I'm working on how Greenpeace Planet sends locale-specific
character
encodings, and was hoping for some feedback on one of the
implementation details. Eventually, acs-lang will need to address
the same problem, and I thought a shared solution would be better.
For the impatient: I need to make sure that every call to ns_return
or the like (ns_returnnotice) supplies the correct mimetype/character
encoding for a given locale, and I'm not sure what the best place to
make the change is.
The gory details:
The basic problem is this: If your site only features a single
character set, such as iso-8859-1 for Western European languages, it
is easy enough to configure AOLserver to automatically return the
right character encoding. If your site features a mix of languages
that use different character sets, acs-lang / gp-lang records a
character encoding for each locale and can tell you which one to
use. Now, you want want to send the right character set to the
client. What does "sending" a given character encoding to the client
mean? You want
- the http headers that are sent to correctly specify
the character encoding along with the mime type in the "Content-Type"
line,
- ditto for the mime type / character encoding specified in the meta
tag in the portion of the html and
- the bytes that are sent to the browser need to be correctly
encoded.
Assuming you've written a procedure that will return the
locale-specific charset, number two is easy - you just need your
templates to call the procedure when they write the meta tag. One and
three are a little more complicated. Fortunately, Rob Mayoff wrote a document that
explains the messy details. Unless you want to use ns_write to specify
the headers yourself, what you need to do is specify the character
encoding explicitly when you call ns_return or one of its cousins like
ns_returnnotice. Thus
ns_return 200 "text/html; charset=shift-js" "bla bla"

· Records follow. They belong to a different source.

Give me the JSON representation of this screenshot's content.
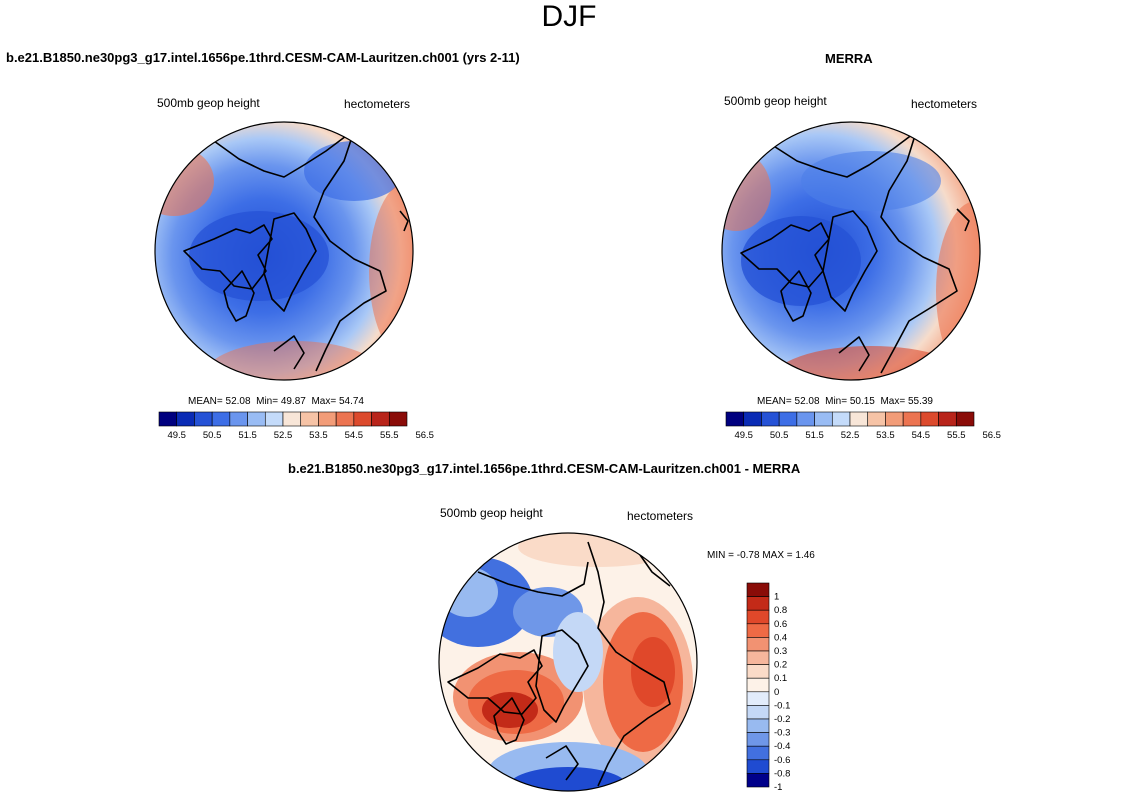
{
  "figure_title": "DJF",
  "panels": [
    {
      "title": "b.e21.B1850.ne30pg3_g17.intel.1656pe.1thrd.CESM-CAM-Lauritzen.ch001 (yrs 2-11)",
      "variable": "500mb geop height",
      "units": "hectometers",
      "stats": {
        "mean_label": "MEAN=",
        "mean": "52.08",
        "min_label": "Min=",
        "min": "49.87",
        "max_label": "Max=",
        "max": "54.74"
      },
      "colorbar": {
        "labels": [
          "49.5",
          "50.5",
          "51.5",
          "52.5",
          "53.5",
          "54.5",
          "55.5",
          "56.5"
        ]
      }
    },
    {
      "title": "MERRA",
      "variable": "500mb geop height",
      "units": "hectometers",
      "stats": {
        "mean_label": "MEAN=",
        "mean": "52.08",
        "min_label": "Min=",
        "min": "50.15",
        "max_label": "Max=",
        "max": "55.39"
      },
      "colorbar": {
        "labels": [
          "49.5",
          "50.5",
          "51.5",
          "52.5",
          "53.5",
          "54.5",
          "55.5",
          "56.5"
        ]
      }
    },
    {
      "title": "b.e21.B1850.ne30pg3_g17.intel.1656pe.1thrd.CESM-CAM-Lauritzen.ch001 - MERRA",
      "variable": "500mb geop height",
      "units": "hectometers",
      "stats": {
        "min_label": "MIN =",
        "min": "-0.78",
        "max_label": "MAX =",
        "max": "1.46"
      },
      "colorbar": {
        "labels": [
          "1",
          "0.8",
          "0.6",
          "0.4",
          "0.3",
          "0.2",
          "0.1",
          "0",
          "-0.1",
          "-0.2",
          "-0.3",
          "-0.4",
          "-0.6",
          "-0.8",
          "-1"
        ]
      }
    }
  ],
  "colors": {
    "abs_scale": [
      "#00007f",
      "#0a2bb5",
      "#2552d6",
      "#3d6ee6",
      "#6a95ee",
      "#99bcf4",
      "#c4dbfa",
      "#f8e6d8",
      "#f6c3a6",
      "#f29c78",
      "#ec7451",
      "#dc4a2d",
      "#b8241a",
      "#8a0c08"
    ],
    "diff_scale": [
      "#8a0c08",
      "#c32a18",
      "#e0482a",
      "#ee6a45",
      "#f29272",
      "#f6b69c",
      "#fadbc8",
      "#fdf2e8",
      "#e2ecfb",
      "#c4d8f6",
      "#98baf0",
      "#6f97e8",
      "#4270df",
      "#1f4bd1",
      "#00008a"
    ]
  }
}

will include the character set in the header and tell
AOLserver how to encode the data.
It looked like there was another option: you can access the output
headers as an ns_set through [ns_conn outputheaders] at any point in
the thread before you return something to the browser. The problem is
that ns_return appends a mimetype to the output headers... so
if you try to stuff in the mime type ("Content-Type") beforehand,
you'll wind up with a second "Content-Type" line created by ns_return.
So what's the best way to include the character set? The easy
solution seems to be to just include a modified version of doc_return
in the gp-lang package - doc_return seems to be what the templating
system calls when it returns a normal page. Then, of course, you have
to make sure non-templated pages call doc_return (regretably an issue
with Planet). At any rate, this seems like a partial solution at best,
since the ACS core returns lots of error pages and so on that don't
call doc_return (the error pages are hardcoded in english of
course). The only other thing that comes to mind is trying to hack
ns_return its cousins. Any thoughts?